Perhaps an odd title for a blog post, though that’s exactly what has been happening here as Ben and I acclimatize to the altitude in Cusco. Its high here, 11,000 ft. That is more than 2 miles high! And for folks like us living at sea level in Boston, well, we are moving slow.
Ben and I arrived last night in Cusco and both experienced headaches and shortness of breath. The coca tea that everyone raves about didn’t help me much, probably kept me up most of the night instead, but today I am feeling better. We are taking it slow though, which means walking slow, moving slow, eating slow, and talking slow. Our lungs tell us that we need to breath deeply and our bodies are telling us to be patient.
In some ways, walking around Cusco is like a walking meditation. I moved more slowly than my quick pace as I ventured out for a walk. Ben and I scheduled time today and tomorrow to work from the hotel, anticipating our inability to do much as we adjusted. I left Ben at the hotel around 11am and took a break from my own work to explore the city. Walking slowly I walked up and down the slippery stone streets of Cusco.

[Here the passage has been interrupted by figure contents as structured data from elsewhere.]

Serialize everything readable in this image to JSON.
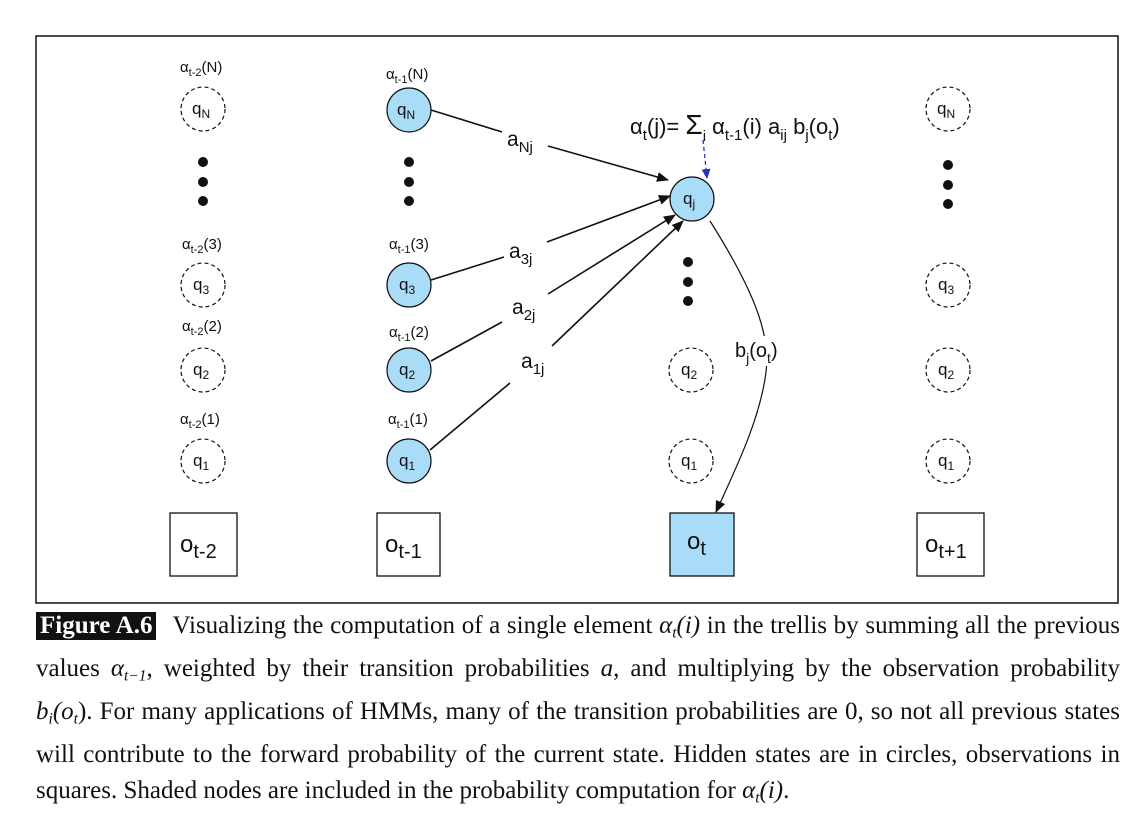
{
  "diagram": {
    "formula": {
      "alpha": "α",
      "t": "t",
      "j": "(j)= ",
      "sigma": "Σ",
      "i": "i",
      "alpha2": " α",
      "tm1": "t-1",
      "rest1": "(i) a",
      "ij": "ij",
      "b": " b",
      "j2": "j",
      "o": "(o",
      "t2": "t",
      "close": ")"
    },
    "alpha_labels": {
      "t2_N": {
        "a": "α",
        "sub": "t-2",
        "paren": "(N)"
      },
      "t2_3": {
        "a": "α",
        "sub": "t-2",
        "paren": "(3)"
      },
      "t2_2": {
        "a": "α",
        "sub": "t-2",
        "paren": "(2)"
      },
      "t2_1": {
        "a": "α",
        "sub": "t-2",
        "paren": "(1)"
      },
      "t1_N": {
        "a": "α",
        "sub": "t-1",
        "paren": "(N)"
      },
      "t1_3": {
        "a": "α",
        "sub": "t-1",
        "paren": "(3)"
      },
      "t1_2": {
        "a": "α",
        "sub": "t-1",
        "paren": "(2)"
      },
      "t1_1": {
        "a": "α",
        "sub": "t-1",
        "paren": "(1)"
      }
    },
    "states": {
      "q": "q",
      "N": "N",
      "three": "3",
      "two": "2",
      "one": "1",
      "j": "j"
    },
    "edge_labels": {
      "aNj": {
        "a": "a",
        "sub": "Nj"
      },
      "a3j": {
        "a": "a",
        "sub": "3j"
      },
      "a2j": {
        "a": "a",
        "sub": "2j"
      },
      "a1j": {
        "a": "a",
        "sub": "1j"
      },
      "bj": {
        "b": "b",
        "sub": "j",
        "rest": "(o",
        "t": "t",
        "close": ")"
      }
    },
    "observations": {
      "o": "o",
      "t_minus_2": "t-2",
      "t_minus_1": "t-1",
      "t": "t",
      "t_plus_1": "t+1"
    },
    "colors": {
      "shaded": "#a9dcf7",
      "stroke": "#1a1a1a",
      "dash": "#1a1a1a",
      "formula_arrow": "#2233bb"
    }
  },
  "caption": {
    "label": "Figure A.6",
    "p1": "Visualizing the computation of a single element ",
    "alpha": "α",
    "t": "t",
    "i1": "(i)",
    "p2": " in the trellis by summing all the previous values ",
    "alpha2": "α",
    "tm1": "t−1",
    "p3": ", weighted by their transition probabilities ",
    "a": "a",
    "p4": ", and multiplying by the observation probability ",
    "b": "b",
    "bi": "i",
    "ot": "(o",
    "t2": "t",
    "close": ")",
    "p5": ". For many applications of HMMs, many of the transition probabilities are 0, so not all previous states will contribute to the forward probability of the current state. Hidden states are in circles, observations in squares. Shaded nodes are included in the probability computation for ",
    "alpha3": "α",
    "t3": "t",
    "i3": "(i)",
    "end": "."
  }
}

First I came across a church attached to a convent, the Convent of Santa Domingo. The churches here are beautiful, though the absence of gold in contrast to the gold-encrusted Catholic churches of Spain caught my attention immediately. Later today, over lunch, Ben read to me from the Lonely Planet a brief history of the Inca people and the Spanish conquest of the region. There is a conflicted history here, stamped and walked into the stones and sparkling from the bright colors of the indigenous dress.

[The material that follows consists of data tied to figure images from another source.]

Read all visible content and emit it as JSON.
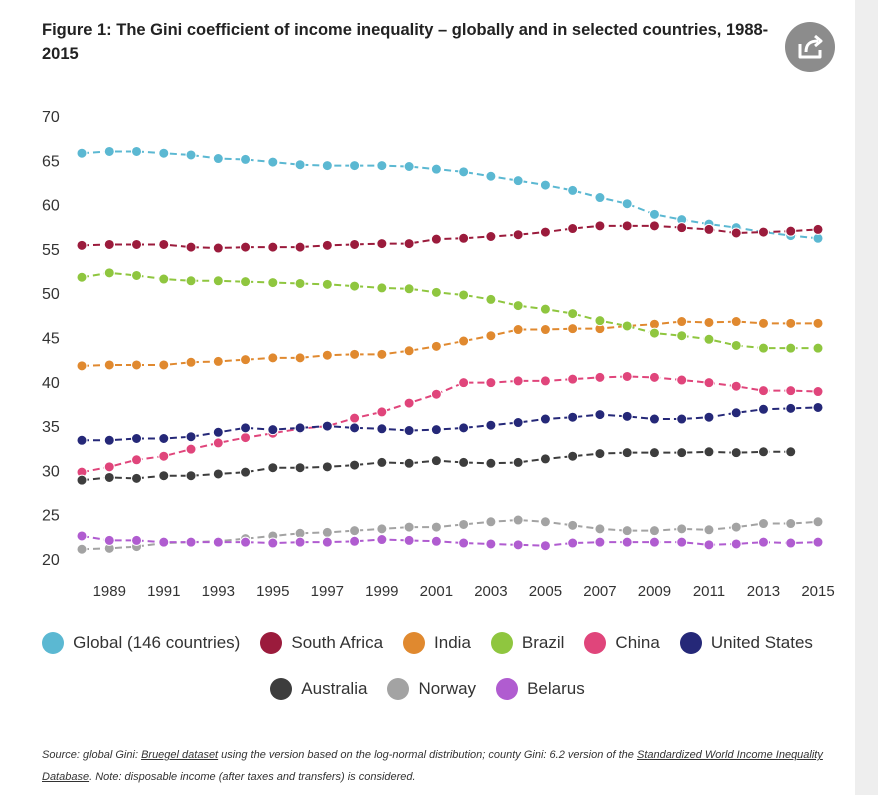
{
  "title": "Figure 1: The Gini coefficient of income inequality – globally and in selected countries, 1988-2015",
  "share_icon": "share-icon",
  "source": {
    "part1": "Source: global Gini: ",
    "link1": "Bruegel dataset",
    "part2": " using the version based on the log-normal distribution; county Gini: 6.2 version of the ",
    "link2": "Standardized World Income Inequality Database",
    "part3": ". Note: disposable income (after taxes and transfers) is considered."
  },
  "chart_data": {
    "type": "line",
    "title": "Figure 1: The Gini coefficient of income inequality – globally and in selected countries, 1988-2015",
    "xlabel": "",
    "ylabel": "",
    "xlim": [
      1988,
      2015
    ],
    "ylim": [
      20,
      70
    ],
    "yticks": [
      20,
      25,
      30,
      35,
      40,
      45,
      50,
      55,
      60,
      65,
      70
    ],
    "xticks": [
      1989,
      1991,
      1993,
      1995,
      1997,
      1999,
      2001,
      2003,
      2005,
      2007,
      2009,
      2011,
      2013,
      2015
    ],
    "grid": false,
    "legend_position": "bottom",
    "x": [
      1988,
      1989,
      1990,
      1991,
      1992,
      1993,
      1994,
      1995,
      1996,
      1997,
      1998,
      1999,
      2000,
      2001,
      2002,
      2003,
      2004,
      2005,
      2006,
      2007,
      2008,
      2009,
      2010,
      2011,
      2012,
      2013,
      2014,
      2015
    ],
    "series": [
      {
        "name": "Global (146 countries)",
        "color": "#5bb8d2",
        "values": [
          65.8,
          66.0,
          66.0,
          65.8,
          65.6,
          65.2,
          65.1,
          64.8,
          64.5,
          64.4,
          64.4,
          64.4,
          64.3,
          64.0,
          63.7,
          63.2,
          62.7,
          62.2,
          61.6,
          60.8,
          60.1,
          58.9,
          58.3,
          57.8,
          57.4,
          56.9,
          56.5,
          56.2
        ]
      },
      {
        "name": "South Africa",
        "color": "#9b1b3c",
        "values": [
          55.4,
          55.5,
          55.5,
          55.5,
          55.2,
          55.1,
          55.2,
          55.2,
          55.2,
          55.4,
          55.5,
          55.6,
          55.6,
          56.1,
          56.2,
          56.4,
          56.6,
          56.9,
          57.3,
          57.6,
          57.6,
          57.6,
          57.4,
          57.2,
          56.8,
          56.9,
          57.0,
          57.2
        ]
      },
      {
        "name": "India",
        "color": "#e0892f",
        "values": [
          41.8,
          41.9,
          41.9,
          41.9,
          42.2,
          42.3,
          42.5,
          42.7,
          42.7,
          43.0,
          43.1,
          43.1,
          43.5,
          44.0,
          44.6,
          45.2,
          45.9,
          45.9,
          46.0,
          46.0,
          46.3,
          46.5,
          46.8,
          46.7,
          46.8,
          46.6,
          46.6,
          46.6
        ]
      },
      {
        "name": "Brazil",
        "color": "#8fc63f",
        "values": [
          51.8,
          52.3,
          52.0,
          51.6,
          51.4,
          51.4,
          51.3,
          51.2,
          51.1,
          51.0,
          50.8,
          50.6,
          50.5,
          50.1,
          49.8,
          49.3,
          48.6,
          48.2,
          47.7,
          46.9,
          46.3,
          45.5,
          45.2,
          44.8,
          44.1,
          43.8,
          43.8,
          43.8
        ]
      },
      {
        "name": "China",
        "color": "#e0457b",
        "values": [
          29.8,
          30.4,
          31.2,
          31.6,
          32.4,
          33.1,
          33.7,
          34.2,
          34.7,
          35.0,
          35.9,
          36.6,
          37.6,
          38.6,
          39.9,
          39.9,
          40.1,
          40.1,
          40.3,
          40.5,
          40.6,
          40.5,
          40.2,
          39.9,
          39.5,
          39.0,
          39.0,
          38.9
        ]
      },
      {
        "name": "United States",
        "color": "#252878",
        "values": [
          33.4,
          33.4,
          33.6,
          33.6,
          33.8,
          34.3,
          34.8,
          34.6,
          34.8,
          35.0,
          34.8,
          34.7,
          34.5,
          34.6,
          34.8,
          35.1,
          35.4,
          35.8,
          36.0,
          36.3,
          36.1,
          35.8,
          35.8,
          36.0,
          36.5,
          36.9,
          37.0,
          37.1
        ]
      },
      {
        "name": "Australia",
        "color": "#3d3d3d",
        "values": [
          28.9,
          29.2,
          29.1,
          29.4,
          29.4,
          29.6,
          29.8,
          30.3,
          30.3,
          30.4,
          30.6,
          30.9,
          30.8,
          31.1,
          30.9,
          30.8,
          30.9,
          31.3,
          31.6,
          31.9,
          32.0,
          32.0,
          32.0,
          32.1,
          32.0,
          32.1,
          32.1,
          null
        ]
      },
      {
        "name": "Norway",
        "color": "#a3a3a3",
        "values": [
          21.1,
          21.2,
          21.4,
          21.8,
          21.9,
          22.0,
          22.3,
          22.6,
          22.9,
          23.0,
          23.2,
          23.4,
          23.6,
          23.6,
          23.9,
          24.2,
          24.4,
          24.2,
          23.8,
          23.4,
          23.2,
          23.2,
          23.4,
          23.3,
          23.6,
          24.0,
          24.0,
          24.2
        ]
      },
      {
        "name": "Belarus",
        "color": "#b05cd0",
        "values": [
          22.6,
          22.1,
          22.1,
          21.9,
          21.9,
          21.9,
          21.9,
          21.8,
          21.9,
          21.9,
          22.0,
          22.2,
          22.1,
          22.0,
          21.8,
          21.7,
          21.6,
          21.5,
          21.8,
          21.9,
          21.9,
          21.9,
          21.9,
          21.6,
          21.7,
          21.9,
          21.8,
          21.9
        ]
      }
    ]
  }
}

As I walked again slowly out of the church and down a steep slope, I began to hear music and the chanting and drumming of what seemed to be hundreds of people. As I drew closer, I saw a parade; a festival of people swarming the street, marching and dancing to the main square, the Plaza de Armas. The whole city seemed to be dancing; though not quickly, not in a rush, slowly in a spirit of delight.

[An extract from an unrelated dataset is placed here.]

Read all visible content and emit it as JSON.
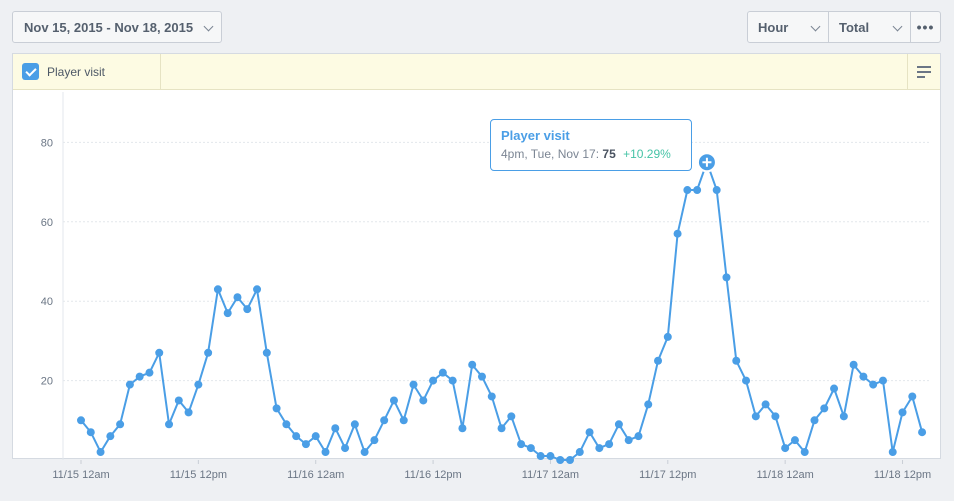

Even when the rains came, and it poured—people danced. They huddled under ponchos and sang and played flutes. I have no idea what they were celebrating. I tried asking but my Spanish is just not good enough to understand. I was able to answer a few questions folks asked of me like where I was from. And though everyone was friendly I was aware of my rubio (blond) hair and my whiteness.
Tomorrow, after Skyping into my class at the hospital, Ben and I will join other Quakers for the ride up to Pisac. Already there are folks in Cusco, posting about the sights and the sounds. Perhaps we will run into some of them for dinner. Or perhaps we will go dancing, slowly dancing in the streets as dusk falls on this ancient city in the mountains.